India needs a National Commission with its dominant element composed of the Scheduled Castes and the Scheduled Tribes and the weaker sections, versus the rich and the mighty. Will this ever happen? Even V.I. Lenin’s Soviet Union has undergone mighty change. The new world order is the despair of the masses. The challenge before India is how non-violently the transformation that is contemplated in the Preamble to the Constitution can be worked out.
Today the robed brethren of the judiciary or the religions are untouchable and unapproachable. Justice, justices and justicing need to be radicalised. The justice system should be such that the common man, the worker, the peasants and the social activist will be able to argue before them. Justices should uphold a socialist secular democratic order and strike down every law that strikes a different note. The language of the law should be made simple, lucid and understandable enough for the common man.
A universally accessible democratic system that can deliver justice in an inexpensive manner and can ensure early finality is the desideratum. The Bench and the Bar shall be the representatives of the Indian people. The Scheduled Castes and the Scheduled Tribes, the have-nots and the humble, belong to humanity too.
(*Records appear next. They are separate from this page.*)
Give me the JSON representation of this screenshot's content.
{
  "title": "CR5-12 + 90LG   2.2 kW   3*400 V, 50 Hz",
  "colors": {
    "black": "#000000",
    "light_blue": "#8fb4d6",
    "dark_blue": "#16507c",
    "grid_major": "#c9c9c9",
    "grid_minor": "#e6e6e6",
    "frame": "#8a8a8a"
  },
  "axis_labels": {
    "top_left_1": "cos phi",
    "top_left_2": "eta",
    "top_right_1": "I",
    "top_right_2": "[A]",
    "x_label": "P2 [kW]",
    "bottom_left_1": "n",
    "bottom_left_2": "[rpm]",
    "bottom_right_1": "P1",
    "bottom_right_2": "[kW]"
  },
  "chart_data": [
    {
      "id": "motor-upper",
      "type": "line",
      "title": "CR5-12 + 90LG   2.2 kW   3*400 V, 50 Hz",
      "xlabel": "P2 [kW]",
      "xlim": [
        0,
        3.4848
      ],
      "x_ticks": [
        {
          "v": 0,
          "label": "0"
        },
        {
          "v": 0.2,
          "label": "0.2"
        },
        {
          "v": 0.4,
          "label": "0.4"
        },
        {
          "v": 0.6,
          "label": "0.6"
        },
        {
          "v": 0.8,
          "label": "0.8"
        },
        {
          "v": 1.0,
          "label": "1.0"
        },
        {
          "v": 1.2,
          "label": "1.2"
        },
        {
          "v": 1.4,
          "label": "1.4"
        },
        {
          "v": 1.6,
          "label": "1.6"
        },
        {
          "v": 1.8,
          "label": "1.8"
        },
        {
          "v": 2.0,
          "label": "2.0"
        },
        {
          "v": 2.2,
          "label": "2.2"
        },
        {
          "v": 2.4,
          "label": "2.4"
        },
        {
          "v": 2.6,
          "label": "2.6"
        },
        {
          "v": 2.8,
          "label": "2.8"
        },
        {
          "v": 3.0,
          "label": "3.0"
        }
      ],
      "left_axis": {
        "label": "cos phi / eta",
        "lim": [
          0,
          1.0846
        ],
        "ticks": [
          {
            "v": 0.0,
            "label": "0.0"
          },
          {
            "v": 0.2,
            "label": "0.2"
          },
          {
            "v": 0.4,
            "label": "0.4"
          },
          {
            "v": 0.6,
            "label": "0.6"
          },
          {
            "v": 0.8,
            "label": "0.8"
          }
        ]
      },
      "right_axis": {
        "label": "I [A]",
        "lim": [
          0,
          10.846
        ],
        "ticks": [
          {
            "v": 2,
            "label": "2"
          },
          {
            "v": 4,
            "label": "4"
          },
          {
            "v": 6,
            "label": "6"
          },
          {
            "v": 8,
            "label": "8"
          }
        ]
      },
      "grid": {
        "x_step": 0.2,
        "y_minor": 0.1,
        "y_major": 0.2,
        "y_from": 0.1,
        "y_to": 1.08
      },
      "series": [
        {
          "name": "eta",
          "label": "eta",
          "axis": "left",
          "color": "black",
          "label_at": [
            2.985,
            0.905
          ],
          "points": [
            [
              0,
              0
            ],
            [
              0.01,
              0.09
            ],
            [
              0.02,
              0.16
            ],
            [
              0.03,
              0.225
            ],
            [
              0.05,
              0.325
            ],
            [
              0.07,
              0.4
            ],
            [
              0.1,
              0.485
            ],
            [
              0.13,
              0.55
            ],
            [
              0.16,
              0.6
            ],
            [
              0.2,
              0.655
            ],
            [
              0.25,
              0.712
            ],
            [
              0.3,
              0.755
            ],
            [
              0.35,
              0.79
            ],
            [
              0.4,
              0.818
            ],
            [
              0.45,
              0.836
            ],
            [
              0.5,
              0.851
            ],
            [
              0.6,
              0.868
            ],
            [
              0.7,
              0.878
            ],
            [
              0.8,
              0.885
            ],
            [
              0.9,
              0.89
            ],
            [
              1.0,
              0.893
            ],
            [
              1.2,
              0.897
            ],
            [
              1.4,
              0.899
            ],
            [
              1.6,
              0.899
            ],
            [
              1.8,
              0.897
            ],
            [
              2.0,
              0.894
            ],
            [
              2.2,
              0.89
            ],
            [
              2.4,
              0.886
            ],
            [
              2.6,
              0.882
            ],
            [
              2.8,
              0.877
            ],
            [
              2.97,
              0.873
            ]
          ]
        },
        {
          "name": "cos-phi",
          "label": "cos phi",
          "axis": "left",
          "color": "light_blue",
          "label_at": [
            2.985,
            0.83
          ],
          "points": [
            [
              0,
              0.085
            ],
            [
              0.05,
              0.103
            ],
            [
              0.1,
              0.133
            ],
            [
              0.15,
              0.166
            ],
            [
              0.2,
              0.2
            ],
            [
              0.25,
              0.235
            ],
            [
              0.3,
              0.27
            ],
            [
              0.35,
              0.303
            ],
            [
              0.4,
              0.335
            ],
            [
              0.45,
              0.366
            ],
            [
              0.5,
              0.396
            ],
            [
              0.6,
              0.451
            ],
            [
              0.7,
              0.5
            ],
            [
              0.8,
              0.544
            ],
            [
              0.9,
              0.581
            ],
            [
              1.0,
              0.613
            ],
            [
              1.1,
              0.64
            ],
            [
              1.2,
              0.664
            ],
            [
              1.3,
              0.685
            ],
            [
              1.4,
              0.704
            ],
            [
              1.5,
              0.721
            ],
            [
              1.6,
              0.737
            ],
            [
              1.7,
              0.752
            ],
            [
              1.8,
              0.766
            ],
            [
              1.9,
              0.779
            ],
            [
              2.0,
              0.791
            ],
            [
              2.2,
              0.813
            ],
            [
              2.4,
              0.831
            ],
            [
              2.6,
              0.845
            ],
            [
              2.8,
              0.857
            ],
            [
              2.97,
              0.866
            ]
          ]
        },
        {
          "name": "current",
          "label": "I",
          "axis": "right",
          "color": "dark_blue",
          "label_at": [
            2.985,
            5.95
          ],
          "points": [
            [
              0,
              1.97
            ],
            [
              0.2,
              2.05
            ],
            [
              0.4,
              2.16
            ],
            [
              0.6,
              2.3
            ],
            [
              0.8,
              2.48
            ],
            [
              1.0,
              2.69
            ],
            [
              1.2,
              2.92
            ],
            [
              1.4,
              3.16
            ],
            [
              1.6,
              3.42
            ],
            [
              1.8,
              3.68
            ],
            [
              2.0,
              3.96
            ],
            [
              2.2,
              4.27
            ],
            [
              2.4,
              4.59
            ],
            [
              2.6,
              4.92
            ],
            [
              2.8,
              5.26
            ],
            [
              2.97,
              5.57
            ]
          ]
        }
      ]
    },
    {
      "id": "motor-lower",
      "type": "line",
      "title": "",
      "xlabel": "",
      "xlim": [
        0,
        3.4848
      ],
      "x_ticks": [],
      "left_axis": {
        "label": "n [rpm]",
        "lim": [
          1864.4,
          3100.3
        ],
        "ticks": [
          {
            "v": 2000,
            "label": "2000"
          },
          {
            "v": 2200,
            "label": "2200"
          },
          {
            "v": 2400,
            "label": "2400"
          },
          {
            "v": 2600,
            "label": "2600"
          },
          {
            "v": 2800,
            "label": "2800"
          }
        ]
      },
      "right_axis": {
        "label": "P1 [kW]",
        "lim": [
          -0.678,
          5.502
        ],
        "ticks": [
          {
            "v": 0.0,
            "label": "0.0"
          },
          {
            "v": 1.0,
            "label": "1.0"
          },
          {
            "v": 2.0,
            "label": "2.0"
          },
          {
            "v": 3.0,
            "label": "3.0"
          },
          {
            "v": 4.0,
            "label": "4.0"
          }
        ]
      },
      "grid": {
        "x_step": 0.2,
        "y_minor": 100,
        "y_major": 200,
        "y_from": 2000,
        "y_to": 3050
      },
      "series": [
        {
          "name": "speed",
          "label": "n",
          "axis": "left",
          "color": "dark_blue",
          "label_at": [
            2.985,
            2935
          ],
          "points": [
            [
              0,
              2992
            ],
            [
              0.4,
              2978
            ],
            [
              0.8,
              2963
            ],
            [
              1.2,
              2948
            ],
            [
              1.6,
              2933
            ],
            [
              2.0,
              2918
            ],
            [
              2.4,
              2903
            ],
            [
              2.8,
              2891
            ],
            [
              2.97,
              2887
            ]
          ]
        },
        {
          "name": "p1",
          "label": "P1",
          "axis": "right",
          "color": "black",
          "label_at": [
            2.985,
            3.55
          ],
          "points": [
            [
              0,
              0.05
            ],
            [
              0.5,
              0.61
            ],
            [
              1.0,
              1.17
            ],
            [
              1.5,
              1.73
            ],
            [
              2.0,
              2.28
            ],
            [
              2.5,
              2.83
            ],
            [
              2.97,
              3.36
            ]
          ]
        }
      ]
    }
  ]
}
The principle of injustice crucified an innocent Christ and shot the Mahatma whose principle was truth, non-violence and settlement of disputes on fair terms. That half-naked fakir representing half-starved Indian humans gave us golden principles of jurisprudence that demand a re-orientation and transformation of the foundations of the social philosophy of every human sector and every mercenary profession which today thrive on money-making and jettison morals and humanism.
So, even our religions must be subject to a revolutionary change in faith and radical fraternity and comradeship. This combination of materialism and spirituality must be the new message and Preamble of 21st century India. The task of the new statesman emerging from the new generation must be to implement peace and friendship among all nations, making Article 51 of the Constitution a national essential of international relationship.
This was indeed the first principle and the last plea of the Mahatma, who spoke with burning faith that god is truth, nay more. Truths that are scientifically established and spiritually realised constitute god. We must have the courage to write the obituary of Victorian-vintage jurisprudence and recreate and catalyse a new dynamic jurisprudence which will reverse the present law of India.